Вечная мука с этими клешнями. При внезапных нагрузках истончившаяся кожа просто лопается, особенно на подушках больших пальцев, если ими целый день крутить ржавую жесткую проволоку. Пришлось заняться руками, хотя к тому времени я уже еле шевелился и задремывал на каждом выдохе. Если не ухаживать за руками, когда целый день возишься на холодном ветру да в холодной воде, может наступить полный и окончательный крыздец, пальцы просто перестают слушаться, не говоря уж про боль несусветную. Когда я был моложе и глупее, я не обращал на эти мелочи внимания, и в одном охотничьем походе Эмке – я тогда еще таскал ее с собой в походы – пришлось застегивать мне мотню, потому как пальцами я еще мог нащупать пуговицы, а заправить их – никак, хоть плачь.

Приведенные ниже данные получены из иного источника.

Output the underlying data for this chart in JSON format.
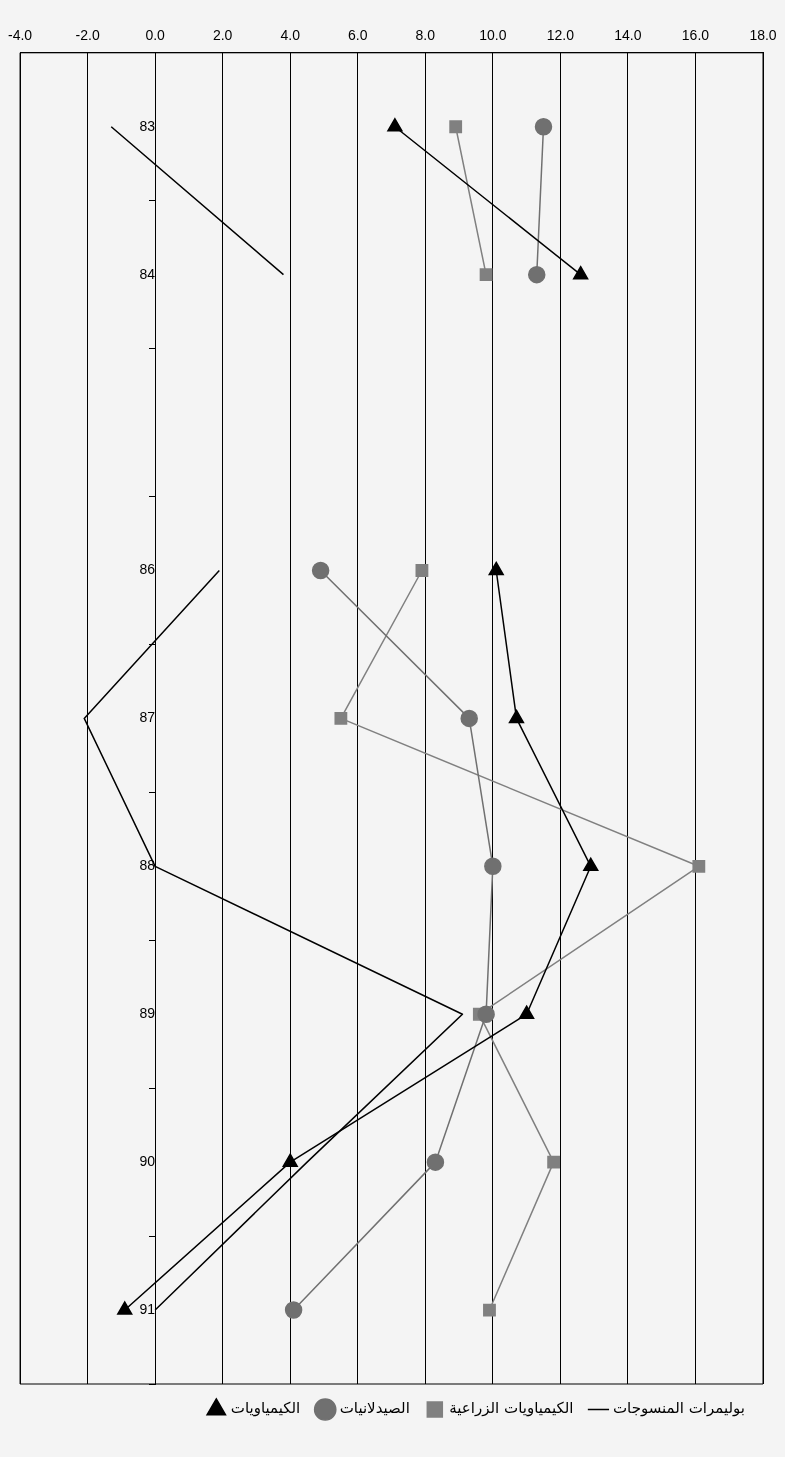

Я и всхлипывал иногда от бессилья. А сейчас Эмки нет, и как я перед Творцом явлюсь, в случае чего – с расстегнутой мотней, что ли?
Про бабу думать не хотелось, хотя получалось, что не так все всегда было плохо. Вот ведь человек мне мотню застегивал, по моей личной просьбе. Заботился, значит. Вроде как чувства какие-то испытывал. Не совсем уж такая хищная выдра, какой мне мерещится. – Впрочем нет, это я неглубоко взял вопрос. Скорее так: она от всего получает удовольствие – и от того, что меня вроде как бы любит или любила, и от того, что презирает, жалеет, или терпеть не может. Со всего свой навар имеет – и с меда, и с говна. Ей все мед. Вот так будет ближе к сути характера. – Ладно, отставить. Успеем еще в этом дерьме поковыряться.
Я тщательно, с мылом, вымыл руки остатками чая. Ссадины жутко саднили. Смазал их отвратительно-жирным кремом, помахал для просушки. Пора лезть в логово.
В ту ночь меня убаюкал звук, которого эти берега, наверно, не слышали со времен лейтенанта Бутакова, первоисследователя Арала – протяжный, печальный посвист ветра в вантах и штагах.
Очень может быть, что я заснул с буддиной полу-улыбкой на зеленом от усталости лице.